China’s power crisis in Sichuan sparks widespread rationing amid ‘crazy hot’ conditions
- Homes, malls and offices go dark in Sichuan’s Dazhou city after provincial government says ‘leave power for the people’
- Sichuan was mostly spared from nationwide power cuts in 2021 that resulted from a lack of coal, but droughts are now crippling the hydroelectric power supply that the province depends on
With severe drought conditions showing no sign of abating, power rationing is spreading beyond the regional industrial sector in China’s southwestern Sichuan province, curtailing residential power use and threatening energy supplies elsewhere in the country.
Dazhou, a city of 5.4 million people in northeast Sichuan, announced rolling blackouts in its urban areas on Wednesday, affecting power to homes, offices and malls.
The planned electricity cuts will last for three hours at most for each power section in the jurisdiction, but they might be extended if the supply gap is too big, according to the latest notice by the state-owned Dazhou Electric Power Group.
In an earlier notice on Tuesday, the company had said residential power cuts would be implemented only if “all measures are still unable to alleviate the pressure of power supply”.

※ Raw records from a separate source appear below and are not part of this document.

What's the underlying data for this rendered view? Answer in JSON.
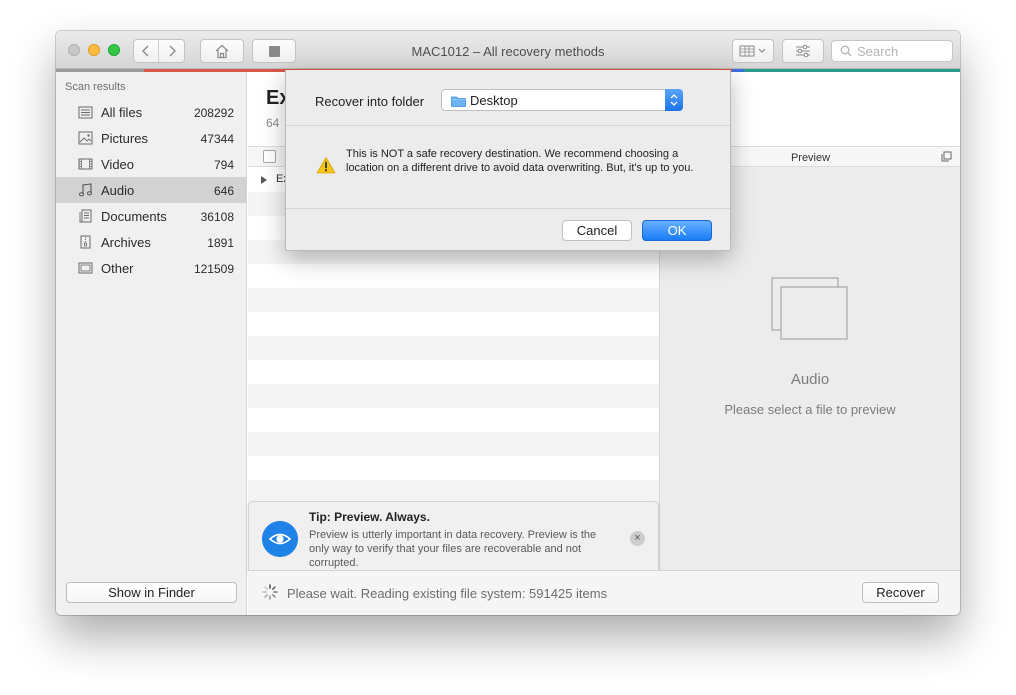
{
  "window": {
    "title": "MAC1012 – All recovery methods",
    "search_placeholder": "Search"
  },
  "colors": {
    "accent_blue": "#1a7cf5",
    "strip_red": "#d8564a",
    "strip_gray": "#9a9a9a",
    "strip_blue": "#3a6fe0",
    "strip_teal": "#2a9a8c",
    "tl_yellow": "#fdbc40",
    "tl_green": "#33c748"
  },
  "sidebar": {
    "heading": "Scan results",
    "items": [
      {
        "label": "All files",
        "count": "208292",
        "icon": "files-icon"
      },
      {
        "label": "Pictures",
        "count": "47344",
        "icon": "pictures-icon"
      },
      {
        "label": "Video",
        "count": "794",
        "icon": "video-icon"
      },
      {
        "label": "Audio",
        "count": "646",
        "icon": "audio-icon",
        "active": true
      },
      {
        "label": "Documents",
        "count": "36108",
        "icon": "documents-icon"
      },
      {
        "label": "Archives",
        "count": "1891",
        "icon": "archives-icon"
      },
      {
        "label": "Other",
        "count": "121509",
        "icon": "other-icon"
      }
    ],
    "show_in_finder": "Show in Finder"
  },
  "main": {
    "title": "Ex",
    "subtitle": "64",
    "row_label": "Ex"
  },
  "preview": {
    "header": "Preview",
    "title": "Audio",
    "subtitle": "Please select a file to preview"
  },
  "tip": {
    "title": "Tip: Preview. Always.",
    "body": "Preview is utterly important in data recovery. Preview is the only way to verify that your files are recoverable and not corrupted.",
    "close_glyph": "×"
  },
  "status": {
    "text": "Please wait. Reading existing file system: 591425 items",
    "recover_label": "Recover"
  },
  "dialog": {
    "label": "Recover into folder",
    "folder": "Desktop",
    "message": "This is NOT a safe recovery destination. We recommend choosing a location on a different drive to avoid data overwriting. But, it's up to you.",
    "cancel_label": "Cancel",
    "ok_label": "OK"
  }
}
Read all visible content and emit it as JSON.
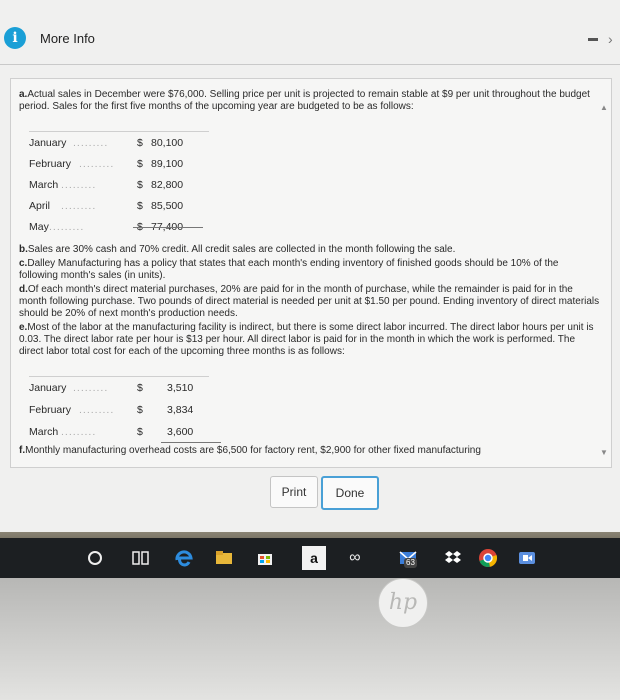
{
  "dialog": {
    "title": "More Info",
    "info_icon": "i",
    "print_label": "Print",
    "done_label": "Done"
  },
  "content": {
    "a_label": "a.",
    "a_text": "Actual sales in December were $76,000. Selling price per unit is projected to remain stable at $9 per unit throughout the budget period. Sales for the first five months of the upcoming year are budgeted to be as follows:",
    "sales_table": [
      {
        "month": "January",
        "currency": "$",
        "amount": "80,100"
      },
      {
        "month": "February",
        "currency": "$",
        "amount": "89,100"
      },
      {
        "month": "March",
        "currency": "$",
        "amount": "82,800"
      },
      {
        "month": "April",
        "currency": "$",
        "amount": "85,500"
      },
      {
        "month": "May",
        "currency": "$",
        "amount": "77,400"
      }
    ],
    "b_label": "b.",
    "b_text": "Sales are 30% cash and 70% credit. All credit sales are collected in the month following the sale.",
    "c_label": "c.",
    "c_text": "Dalley Manufacturing has a policy that states that each month's ending inventory of finished goods should be 10% of the following month's sales (in units).",
    "d_label": "d.",
    "d_text": "Of each month's direct material purchases, 20% are paid for in the month of purchase, while the remainder is paid for in the month following purchase. Two pounds of direct material is needed per unit at $1.50 per pound. Ending inventory of direct materials should be 20% of next month's production needs.",
    "e_label": "e.",
    "e_text": "Most of the labor at the manufacturing facility is indirect, but there is some direct labor incurred. The direct labor hours per unit is 0.03. The direct labor rate per hour is $13 per hour. All direct labor is paid for in the month in which the work is performed. The direct labor total cost for each of the upcoming three months is as follows:",
    "labor_table": [
      {
        "month": "January",
        "currency": "$",
        "amount": "3,510"
      },
      {
        "month": "February",
        "currency": "$",
        "amount": "3,834"
      },
      {
        "month": "March",
        "currency": "$",
        "amount": "3,600"
      }
    ],
    "f_label": "f.",
    "f_text": "Monthly manufacturing overhead costs are $6,500 for factory rent, $2,900 for other fixed manufacturing"
  },
  "taskbar": {
    "amazon_glyph": "a",
    "badge_count": "63",
    "laptop_logo": "hp"
  }
}
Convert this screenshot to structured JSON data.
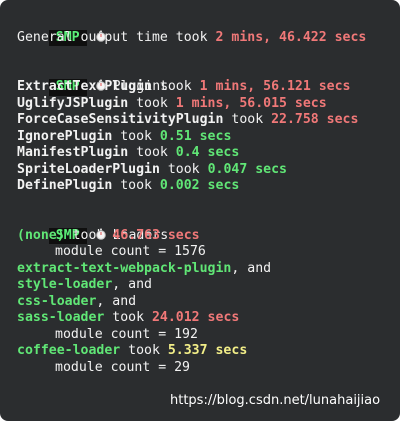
{
  "badge": "SMP",
  "general": {
    "label": "General output time took ",
    "time": "2 mins, 46.422 secs"
  },
  "plugins": {
    "header": "Plugins",
    "items": [
      {
        "name": "ExtractTextPlugin",
        "took": " took ",
        "time": "1 mins, 56.121 secs",
        "severity": "red"
      },
      {
        "name": "UglifyJSPlugin",
        "took": " took ",
        "time": "1 mins, 56.015 secs",
        "severity": "red"
      },
      {
        "name": "ForceCaseSensitivityPlugin",
        "took": " took ",
        "time": "22.758 secs",
        "severity": "red"
      },
      {
        "name": "IgnorePlugin",
        "took": " took ",
        "time": "0.51 secs",
        "severity": "green"
      },
      {
        "name": "ManifestPlugin",
        "took": " took ",
        "time": "0.4 secs",
        "severity": "green"
      },
      {
        "name": "SpriteLoaderPlugin",
        "took": " took ",
        "time": "0.047 secs",
        "severity": "green"
      },
      {
        "name": "DefinePlugin",
        "took": " took ",
        "time": "0.002 secs",
        "severity": "green"
      }
    ]
  },
  "loaders": {
    "header": "Loaders",
    "none": {
      "name": "(none)",
      "took": " took ",
      "time": "46.763 secs",
      "module_count": "module count = 1576"
    },
    "group1": {
      "line1": {
        "name": "extract-text-webpack-plugin",
        "suffix": ", and"
      },
      "line2": {
        "name": "style-loader",
        "suffix": ", and"
      },
      "line3": {
        "name": "css-loader",
        "suffix": ", and"
      },
      "line4": {
        "name": "sass-loader",
        "took": " took ",
        "time": "24.012 secs"
      },
      "module_count": "module count = 192"
    },
    "coffee": {
      "name": "coffee-loader",
      "took": " took ",
      "time": "5.337 secs",
      "module_count": "module count = 29"
    }
  },
  "watermark": "https://blog.csdn.net/lunahaijiao",
  "colors": {
    "background": "#2b2d2f",
    "badge_bg": "#0f0f0f",
    "badge_fg": "#5af078",
    "slow": "#f07878",
    "fast": "#60e676",
    "medium": "#f2ee88"
  },
  "icons": [
    "stopwatch-icon"
  ]
}
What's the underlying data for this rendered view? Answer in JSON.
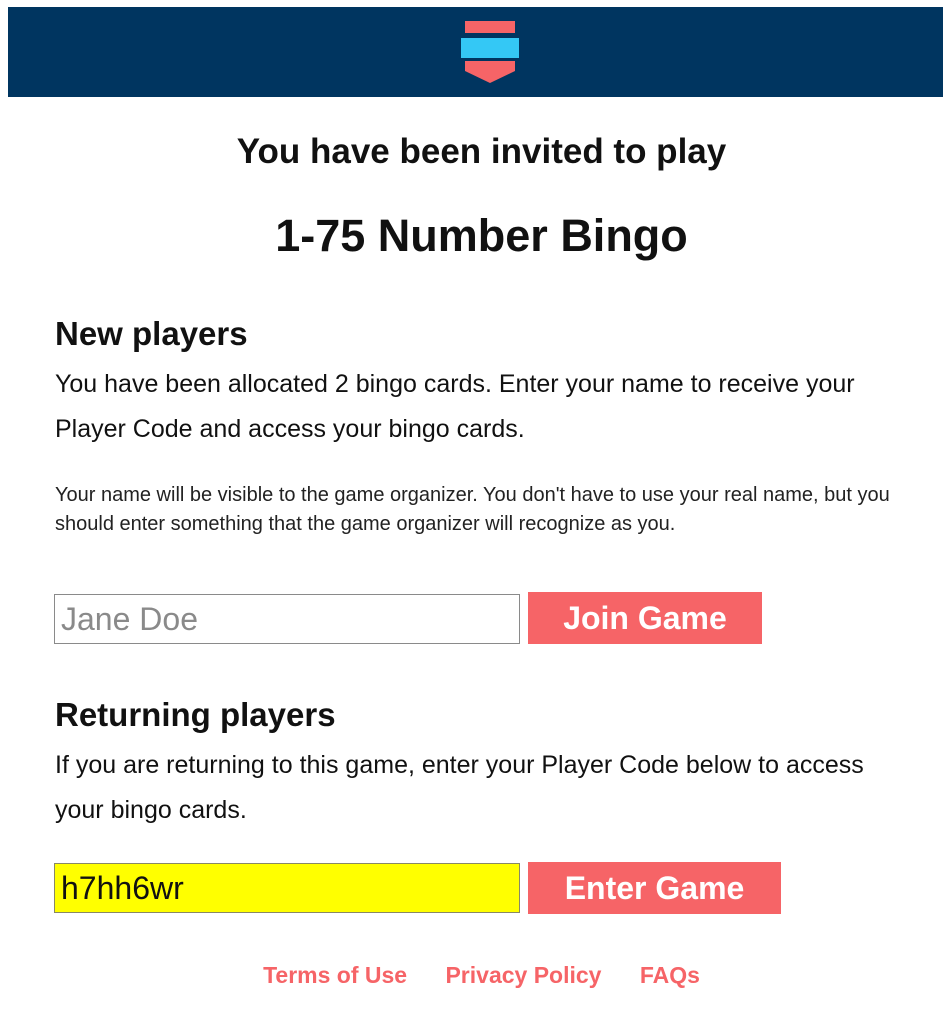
{
  "header": {
    "logo_icon": "bingo-marker-icon",
    "colors": {
      "background": "#003560",
      "logo_top": "#f66467",
      "logo_middle": "#34c8f5",
      "logo_bottom": "#f66467"
    }
  },
  "invite": {
    "subtitle": "You have been invited to play",
    "game_title": "1-75 Number Bingo"
  },
  "new_players": {
    "heading": "New players",
    "description": "You have been allocated 2 bingo cards. Enter your name to receive your Player Code and access your bingo cards.",
    "note": "Your name will be visible to the game organizer. You don't have to use your real name, but you should enter something that the game organizer will recognize as you.",
    "name_placeholder": "Jane Doe",
    "name_value": "",
    "join_label": "Join Game"
  },
  "returning_players": {
    "heading": "Returning players",
    "description": "If you are returning to this game, enter your Player Code below to access your bingo cards.",
    "code_value": "h7hh6wr",
    "enter_label": "Enter Game"
  },
  "footer": {
    "links": [
      {
        "label": "Terms of Use"
      },
      {
        "label": "Privacy Policy"
      },
      {
        "label": "FAQs"
      }
    ]
  },
  "colors": {
    "accent": "#f66467",
    "code_field": "#ffff00"
  }
}
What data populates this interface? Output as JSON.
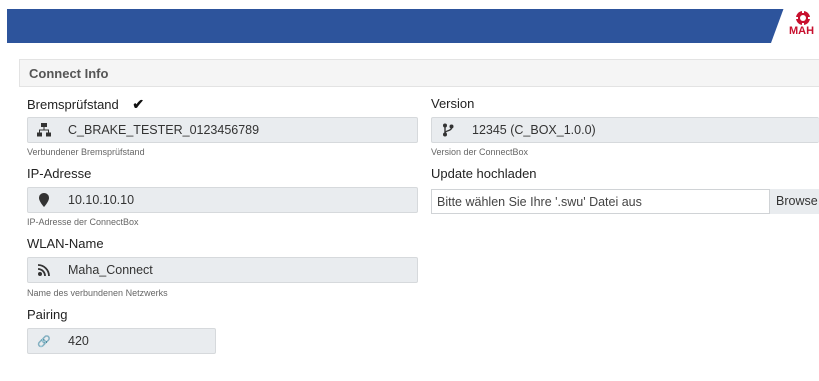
{
  "header": {
    "brand_text": "MAH",
    "brand_color": "#c8102e",
    "bar_color": "#2d549c"
  },
  "panel": {
    "title": "Connect Info"
  },
  "brake_tester": {
    "label": "Bremsprüfstand",
    "status_icon": "check-icon",
    "value": "C_BRAKE_TESTER_0123456789",
    "icon": "network-icon",
    "help": "Verbundener Bremsprüfstand"
  },
  "ip": {
    "label": "IP-Adresse",
    "value": "10.10.10.10",
    "icon": "location-pin-icon",
    "help": "IP-Adresse der ConnectBox"
  },
  "wlan": {
    "label": "WLAN-Name",
    "value": "Maha_Connect",
    "icon": "wifi-signal-icon",
    "help": "Name des verbundenen Netzwerks"
  },
  "pairing": {
    "label": "Pairing",
    "value": "420",
    "icon": "link-icon"
  },
  "version": {
    "label": "Version",
    "value": "12345 (C_BOX_1.0.0)",
    "icon": "git-branch-icon",
    "help": "Version der ConnectBox"
  },
  "update": {
    "label": "Update hochladen",
    "placeholder": "Bitte wählen Sie Ihre '.swu' Datei aus",
    "browse_label": "Browse"
  }
}
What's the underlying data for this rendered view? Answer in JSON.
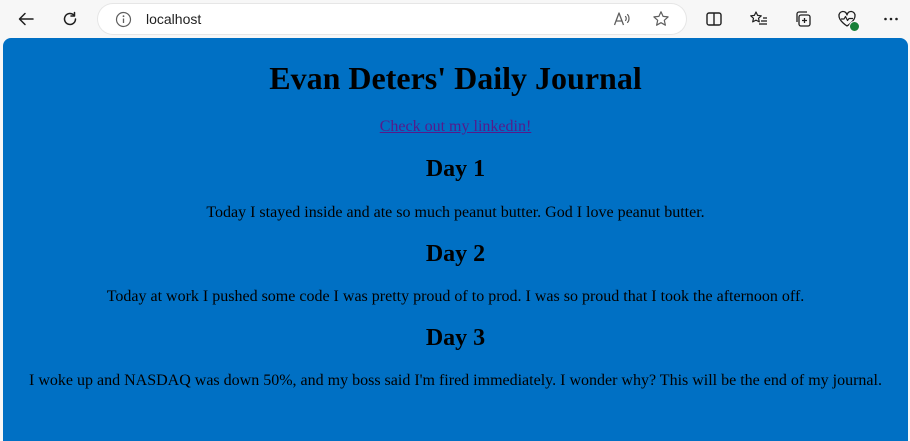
{
  "browser": {
    "url": "localhost",
    "icons": {
      "back": "back-arrow-icon",
      "refresh": "refresh-icon",
      "info": "site-info-icon",
      "read_aloud": "read-aloud-icon",
      "favorite": "favorite-star-icon",
      "split_screen": "split-screen-icon",
      "favorites_list": "favorites-list-icon",
      "collections": "collections-icon",
      "health": "browser-essentials-icon",
      "more": "more-menu-icon"
    }
  },
  "page": {
    "background": "#0070c4",
    "title": "Evan Deters' Daily Journal",
    "link_text": "Check out my linkedin!",
    "entries": [
      {
        "heading": "Day 1",
        "text": "Today I stayed inside and ate so much peanut butter. God I love peanut butter."
      },
      {
        "heading": "Day 2",
        "text": "Today at work I pushed some code I was pretty proud of to prod. I was so proud that I took the afternoon off."
      },
      {
        "heading": "Day 3",
        "text": "I woke up and NASDAQ was down 50%, and my boss said I'm fired immediately. I wonder why? This will be the end of my journal."
      }
    ]
  }
}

“Since August 7, due to multiple factors such as the extreme high temperatures and tight power supplies in the whole province, there has been a large power-supply gap in the local power grid of the main urban area of Dazhou,” the Tuesday notice said. “The company has taken various measures such as ordering industrial users to stop production or to ration power, to alleviate the imbalance between power supply and demand.